しかしそれは好楽が確信的に一歩引いた立場から、あえて小さい笑いを差しはさむことで、他メンバーの個性を引き立たせているのであり、むしろその奥ゆかしさが好楽の真骨頂であると評価する人々も少なくない。また、歌丸司会就任後は、歌丸が得意としていた政治情勢批判や社会風刺を盛り込んだネタを、独自の優等生的な持ち味を生かした上で回答にすることも増えつつある。そのせいか、意外にもコンスタントに座布団を獲得しており、10年ぶりの座布団10枚獲得も期待される。
一歩引いて周りを引き立てる存在である為、長年にわたり特に全くキャラクターを持っていなかった。がしかし、それが仇となり、最近は熟年フリーターや暇人、仕事・アルバイトがないと言うキャラクターを付けられてしまった。さらには雑用・脇役扱いされることもある。この2つは小遊三がやる事が多い。両隣の小遊三と木久蔵が上手く絡んであげることで、徐々にではあるが面白さが引き出されてきた。それが自信となったか、他のメンバーと絡まないネタでも安定感を見せ、ときには適度な毒舌も聞かれるようになった。少なくとも以前のように視聴者をハラハラさせるような寒い場面が少なくなったのは間違いない。
なお、『仕事が無い』事を本人も自覚しているのか、歌手デビューやラジオなどで多忙だと言う林家たい平に童謡・ももたろうの節で「(仕事を)一つ、私に下さいな」と持ちかけて座布団を没収された事もあった(たい平も「普通は逆でしょ!」と突っ込みを入れていた)。
小遊三の下ネタのたしなめ役を演じることが多いのだが、小遊三とは同学年という事でいじりやすい事情もあるとされる。
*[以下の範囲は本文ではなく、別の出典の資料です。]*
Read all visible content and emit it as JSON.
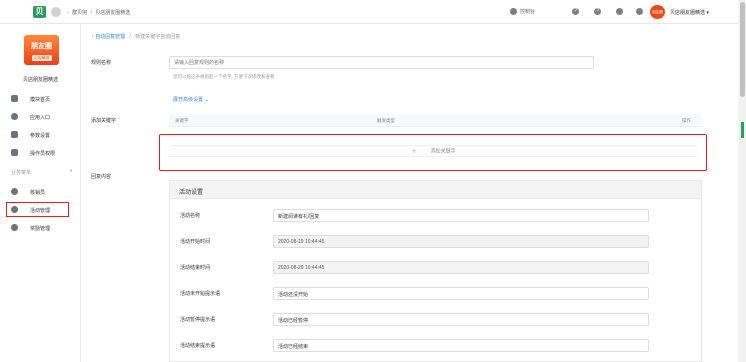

これに対し、同じ圓楽一門の楽太郎は年下であるものの、7ヶ月先に真打に昇進されたり(楽太郎は3月に大日本落語すみれ会の真打に、好楽は10月に落語協会の真打になっている)、楽太郎が圓楽一門の生え抜きであるのに対して、自分は彦六一門から移籍して来た事情もあってなのか、あまり絡むことがない。ちなみに、一門での自分の香盤は楽太郎より上の2番目である(楽太郎は4番目)。かつての兄弟子だった木久蔵に対しては大ボケのフォローをすることが多い。また、逆に木久蔵も好楽をいじることがある。歌丸司会就任後は、隣の席の小遊三や木久蔵を中心に絡むことが多くなりつつあるが、どぎつさを感じさせる他のメンバーのいじり技とは一味違う、従来の優等生的な持ち味を生かしたいじり技も披露している。最近のネタでは、都都逸をモチーフしたネタで「悪知恵働く(小遊三を指して)この人よりも 黄色い着物の バカがいい」が挙げられる。
3問目当たり(特に歌の問題に多い)でよく同じ単語を連発した後「さて問題です。○○が何回出てきたでしょう?」と問題を出すこともある。